For calculation purposes, pseudovectors are nice, just three components that transform almost like a vector. But when you want to do theoretical work, you might not want to deal with the artificiality of pseudovectors. The bottom line is that pseudovectors are better represented by antisymmetric 3x3 matrices (antisymmetric tensors). Instead of a pseudovector [x,y,z] you use $$\left[\begin{matrix} 0 & z & -y \\-z & 0 & x \\ y & -x & 0 \end{matrix}\right]$$ This tensor transforms the same way no matter what, no worry about which hand you need to use, and its better for theoretical work, its the "real thing", unlike the more concise pseudotensor.

7. Jan 29, 2013

### mickybob

It's a convenient way of describing torque that happens to work well with the rest of mathematics. Nothing much deeper than that I think.

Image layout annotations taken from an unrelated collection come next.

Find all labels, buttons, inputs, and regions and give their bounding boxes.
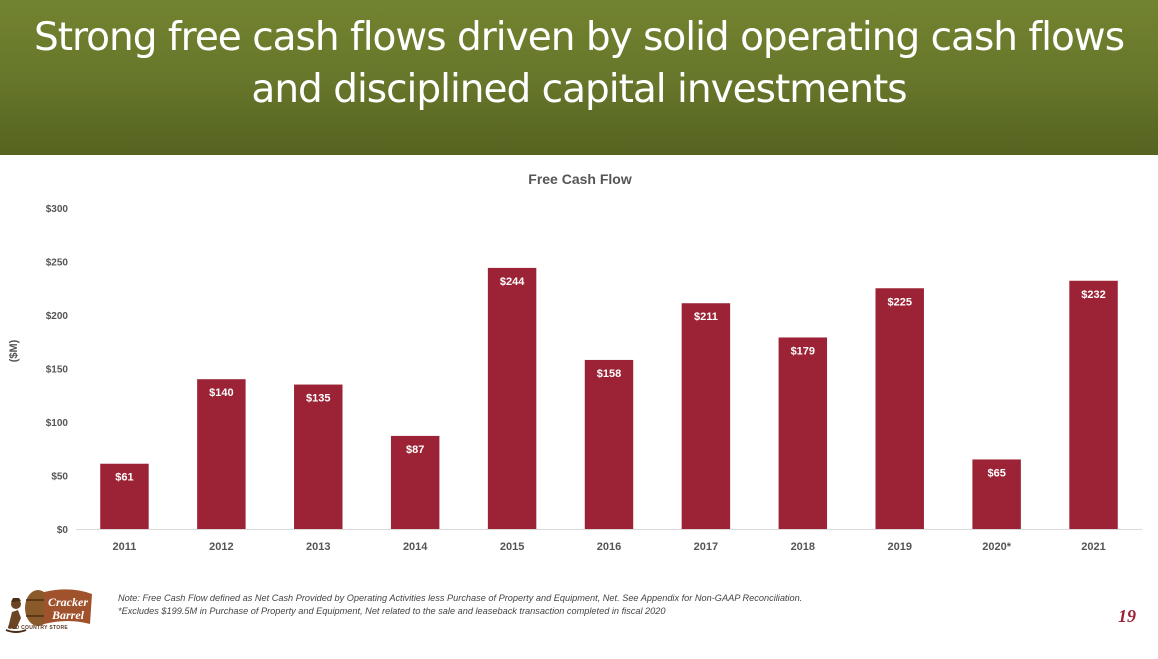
- x-tick-label: 2014: [403, 541, 428, 553]
- x-tick-label: 2011: [113, 541, 137, 553]
- bar: [972, 459, 1021, 529]
- x-tick-label: 2021: [1081, 541, 1105, 553]
- bar: [487, 267, 537, 529]
- page-number: 19: [1118, 606, 1136, 626]
- slide-title-line-2: and disciplined capital investments: [251, 67, 907, 112]
- x-tick-label: 2012: [209, 541, 233, 553]
- slide-title-line-1: Strong free cash flows driven by solid o…: [33, 15, 1125, 60]
- y-tick-label: $300: [46, 204, 69, 215]
- logo-text-bottom: Barrel: [51, 608, 85, 622]
- bar-data-label: $211: [694, 311, 718, 323]
- x-tick-label: 2013: [306, 541, 330, 553]
- chart-title: Free Cash Flow: [528, 171, 632, 187]
- y-axis-ticks: $0 $50 $100 $150 $200 $250 $300: [46, 204, 69, 536]
- logo-text-top: Cracker: [48, 595, 88, 609]
- free-cash-flow-chart: Free Cash Flow ($M) $0 $50 $100 $150 $200 $25…: [8, 171, 1142, 553]
- bar-data-label: $65: [987, 467, 1005, 479]
- x-tick-label: 2017: [694, 541, 718, 553]
- x-tick-label: 2019: [887, 541, 911, 553]
- bar: [197, 379, 246, 529]
- y-axis-title: ($M): [8, 339, 20, 362]
- y-tick-label: $250: [46, 258, 69, 269]
- logo-tagline: OLD COUNTRY STORE: [8, 625, 69, 631]
- x-tick-label: 2018: [791, 541, 815, 553]
- rocking-chair-man-icon: [5, 598, 27, 633]
- bar-data-label: $225: [887, 296, 911, 308]
- y-tick-label: $100: [46, 418, 69, 429]
- bar-data-label: $135: [306, 393, 330, 405]
- cracker-barrel-logo: Cracker Barrel: [5, 589, 92, 633]
- bar-data-label: $158: [597, 368, 621, 380]
- footnotes: Note: Free Cash Flow defined as Net Cash…: [118, 592, 1038, 618]
- footnote-exclusion: *Excludes $199.5M in Purchase of Propert…: [118, 606, 666, 616]
- bar: [100, 463, 149, 529]
- bar-data-label: $61: [115, 472, 133, 484]
- bar-data-label: $244: [500, 276, 525, 288]
- bar-series: $61 $140 $135 $87 $244 $158 $211 $179 $225 $65 $23…: [100, 267, 1118, 529]
- footnote-definition: Note: Free Cash Flow defined as Net Cash…: [118, 593, 803, 603]
- x-tick-label: 2020*: [982, 541, 1011, 553]
- bar-data-label: $87: [406, 444, 424, 456]
- x-tick-label: 2015: [500, 541, 524, 553]
- bar-data-label: $232: [1081, 289, 1105, 301]
- y-tick-label: $150: [46, 365, 69, 376]
- bar: [294, 384, 343, 529]
- logo-banner-shape: [44, 589, 92, 624]
- bar-data-label: $179: [791, 345, 815, 357]
- x-tick-label: 2016: [597, 541, 621, 553]
- y-tick-label: $50: [51, 472, 68, 483]
- y-tick-label: $0: [57, 525, 69, 536]
- bar: [875, 288, 924, 529]
- bar: [1069, 280, 1118, 529]
- y-tick-label: $200: [46, 311, 69, 322]
- bar: [778, 337, 828, 529]
- bar: [584, 359, 634, 529]
- title-banner: Strong free cash flows driven by solid o…: [0, 0, 1158, 155]
- bar-data-label: $140: [209, 387, 233, 399]
- x-axis-labels: 2011 2012 2013 2014 2015 2016 2017 2018 2019 2020…: [113, 541, 1106, 553]
- bar: [390, 435, 440, 529]
- bar: [681, 303, 731, 529]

I guess a good thing to think about is how else you would do it?

8. Jan 29, 2013

### andrien

angular momentum and torque while having vectorial nature are pseudovectors i.e. under an inversion they don't get reflected.
L=r×p
replacing r by -r ,gives inversion.In p=m dr/dt,it becomes -.so overall L does not change direction.
editops,someone else also written it.

9. Jan 29, 2013

### sophiecentaur

The effect of a rotating object's angular momentum and the way it will interact with other objects and forces depends just as much on the direction of its axis of rotation as its MI and rate of rotation - so it can only be described fully using a vector. This is the same as for linear momentum (also a vector), where the mass, direction of travel and speed (velocity) are needed for full description.